To find the spring constant of the larger part of a broken spring, we can follow these steps: ### Step-by-Step Solution: 1. **Understand the Problem**: We have a spring with a spring constant \( k \) that is broken into two parts in the ratio of 1:3. This means if the total length of the spring is \( L \), the lengths of the two parts will be \( \frac{L}{4} \) and \( \frac{3L}{4} \). 2. **Identify the Lengths**: - Let the total length of the spring be \( L \). - The length of the first part (smaller part) is \( \frac{L}{4} \). - The length of the second part (larger part) is \( \frac{3L}{4} \). 3. **Use the Relationship Between Spring Constant and Length**: The spring constant \( k \) is inversely proportional to the length of the spring when the material and the number of coils remain the same.
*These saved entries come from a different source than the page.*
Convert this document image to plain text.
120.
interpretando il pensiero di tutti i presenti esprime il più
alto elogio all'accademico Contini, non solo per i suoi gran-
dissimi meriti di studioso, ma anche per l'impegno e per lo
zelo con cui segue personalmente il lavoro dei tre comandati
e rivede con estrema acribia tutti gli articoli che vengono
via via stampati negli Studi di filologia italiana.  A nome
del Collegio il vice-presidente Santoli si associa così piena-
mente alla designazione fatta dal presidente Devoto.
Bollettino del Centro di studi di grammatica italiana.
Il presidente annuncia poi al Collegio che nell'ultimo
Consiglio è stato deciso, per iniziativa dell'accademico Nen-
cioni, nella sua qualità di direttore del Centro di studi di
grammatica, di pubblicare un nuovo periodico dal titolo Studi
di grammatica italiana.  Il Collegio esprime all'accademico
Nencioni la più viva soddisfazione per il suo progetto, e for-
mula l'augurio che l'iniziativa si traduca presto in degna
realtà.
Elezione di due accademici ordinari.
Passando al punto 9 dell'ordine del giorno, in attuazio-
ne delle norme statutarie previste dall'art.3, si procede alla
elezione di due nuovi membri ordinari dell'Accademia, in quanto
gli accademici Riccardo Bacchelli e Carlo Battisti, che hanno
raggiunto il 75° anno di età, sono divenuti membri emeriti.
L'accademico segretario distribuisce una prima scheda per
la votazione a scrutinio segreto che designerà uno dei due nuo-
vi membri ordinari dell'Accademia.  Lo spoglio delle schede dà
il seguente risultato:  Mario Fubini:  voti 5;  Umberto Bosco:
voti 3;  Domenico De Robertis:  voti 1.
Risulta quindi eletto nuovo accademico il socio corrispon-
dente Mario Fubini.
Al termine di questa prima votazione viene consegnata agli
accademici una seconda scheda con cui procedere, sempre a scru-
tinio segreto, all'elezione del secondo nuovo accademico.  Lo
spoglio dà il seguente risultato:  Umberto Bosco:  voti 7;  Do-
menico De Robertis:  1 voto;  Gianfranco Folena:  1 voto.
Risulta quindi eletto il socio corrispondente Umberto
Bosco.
The relationship can be expressed as: \[ k \cdot L = k_1 \cdot L_1 = k_2 \cdot L_2 \] where \( k_1 \) and \( k_2 \) are the spring constants of the smaller and larger parts, respectively, and \( L_1 \) and \( L_2 \) are their lengths. 4. **Set Up the Equations**: - For the smaller part: \[ k \cdot L = k_1 \cdot \frac{L}{4} \] - For the larger part: \[ k \cdot L = k_2 \cdot \frac{3L}{4} \] 5. **Solve for \( k_1 \)**: From the first equation: \[ k_1 = \frac{k \cdot L}{\frac{L}{4}} = 4k \] 6. **Solve for \( k_2 \)**: From the second equation: \[ k_2 = \frac{k \cdot L}{\frac{3L}{4}} = \frac{4k}{3} \] 7. **Conclusion**: The spring constant of the larger part of the spring is: \[ k_2 = \frac{4k}{3} \] ### Final Answer: The spring constant of the larger part will be \( \frac{4k}{3} \). ---